I had heard stories of W N Kumar at the crossing of one of the busy roads of Calcutta and how it stocked the best of items in those days ranging from Huntley Palmer’s Biscit to Swallow Toffes. When I caught up with him , he was the grand old man of the house, the patriach .

He got up early in the morning and was the first to be handed the copy of the morning paper ‘The Statesman’. He read some parts of it loud with his mornin cup of tea. I presume to impress all and sundry of his understanding of the English Language. And also to impress on us young souls, the finer nuance of the language and the diction.I remember him impressing on my brother Ashoke, who happened to be his favourite , the value of reading the newspaper loud and clear every day. And so he did, which all of us next of kin followed. In fact the man who paid for the paper, my father was the last to get hold of it , after everybody had finished, around mid-day to spend some time with it and fold it neatly for archival value. In fact, all newspapers were preserved, like nobody’s business, as they do in the Library and many a friend of my father came to read it in his library. I remember one such gentleman Mullick, who lived across the road spending his weary afternoon reading and discussing varied subjects under the sun with my father.

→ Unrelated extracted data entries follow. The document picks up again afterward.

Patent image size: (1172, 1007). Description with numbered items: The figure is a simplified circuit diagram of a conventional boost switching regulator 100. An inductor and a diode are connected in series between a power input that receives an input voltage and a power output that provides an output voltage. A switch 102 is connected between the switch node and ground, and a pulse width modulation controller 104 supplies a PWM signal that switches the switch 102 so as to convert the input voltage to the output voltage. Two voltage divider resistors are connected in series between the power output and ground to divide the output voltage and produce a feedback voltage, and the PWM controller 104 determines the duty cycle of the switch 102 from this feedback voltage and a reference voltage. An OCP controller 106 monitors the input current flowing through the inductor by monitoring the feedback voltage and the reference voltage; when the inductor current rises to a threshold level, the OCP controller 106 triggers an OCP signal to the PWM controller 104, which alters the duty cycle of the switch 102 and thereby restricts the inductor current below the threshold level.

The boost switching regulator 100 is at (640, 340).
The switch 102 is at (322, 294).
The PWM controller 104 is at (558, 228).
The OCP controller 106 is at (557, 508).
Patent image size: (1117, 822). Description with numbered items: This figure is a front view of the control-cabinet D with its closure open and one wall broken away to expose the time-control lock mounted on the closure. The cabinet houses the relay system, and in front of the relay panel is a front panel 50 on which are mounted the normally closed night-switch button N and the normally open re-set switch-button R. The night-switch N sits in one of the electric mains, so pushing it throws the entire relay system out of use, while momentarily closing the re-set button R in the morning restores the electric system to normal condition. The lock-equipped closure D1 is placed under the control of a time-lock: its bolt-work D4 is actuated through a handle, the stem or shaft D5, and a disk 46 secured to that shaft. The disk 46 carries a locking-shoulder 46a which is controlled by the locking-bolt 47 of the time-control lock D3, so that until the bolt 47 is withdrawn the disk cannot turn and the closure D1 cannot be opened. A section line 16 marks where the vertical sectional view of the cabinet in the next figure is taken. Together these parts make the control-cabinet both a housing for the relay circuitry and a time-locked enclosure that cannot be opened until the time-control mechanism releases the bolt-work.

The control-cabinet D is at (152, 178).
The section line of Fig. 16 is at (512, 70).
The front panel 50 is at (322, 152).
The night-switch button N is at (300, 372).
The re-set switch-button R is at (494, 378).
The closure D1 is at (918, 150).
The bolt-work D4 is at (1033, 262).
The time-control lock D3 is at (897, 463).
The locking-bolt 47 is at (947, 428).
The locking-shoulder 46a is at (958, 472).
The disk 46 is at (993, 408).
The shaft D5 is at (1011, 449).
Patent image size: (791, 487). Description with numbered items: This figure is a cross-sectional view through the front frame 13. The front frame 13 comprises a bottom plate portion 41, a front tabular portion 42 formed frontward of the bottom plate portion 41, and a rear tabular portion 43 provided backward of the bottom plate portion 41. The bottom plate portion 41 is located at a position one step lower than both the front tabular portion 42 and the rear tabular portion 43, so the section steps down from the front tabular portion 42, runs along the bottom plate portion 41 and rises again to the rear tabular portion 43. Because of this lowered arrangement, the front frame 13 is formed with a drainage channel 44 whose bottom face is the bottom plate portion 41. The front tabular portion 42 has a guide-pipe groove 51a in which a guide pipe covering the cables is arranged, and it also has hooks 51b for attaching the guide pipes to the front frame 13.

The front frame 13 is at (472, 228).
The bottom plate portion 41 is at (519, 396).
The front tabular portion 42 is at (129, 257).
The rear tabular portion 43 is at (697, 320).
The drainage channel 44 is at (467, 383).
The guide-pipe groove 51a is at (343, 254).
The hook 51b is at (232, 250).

As the story goes, my grandfather was responsible for our education in a way. He is to be credited, as in one of his sojourns in Park Circus maidan he discoverd that an English School was being built , and that too by the missionaries.He enquired and true to his findings it was an Italian Missionary School, Don Bosco . That was the beginning of our formidable education stint in one of the best schools in Calcutta. My brother Ashoke was one of the first student to get enroled in the School and us two brothers followed.

“Come and sit over here by your Dadu,” he said and motioned to the empty space next to him on the deck swing. My brother picked up the peanut packet and sat down slowly, careful not to spill the brown pellets. “You’re doin’ real well down at Don Bosco. Good thing because there isn’t another God damned any good school nearby . You must learn English, for that will keep you ahead of the others. And English he learned . Not only him, all other brothers and sisters to some extent or the other. Till date I ponder on these words.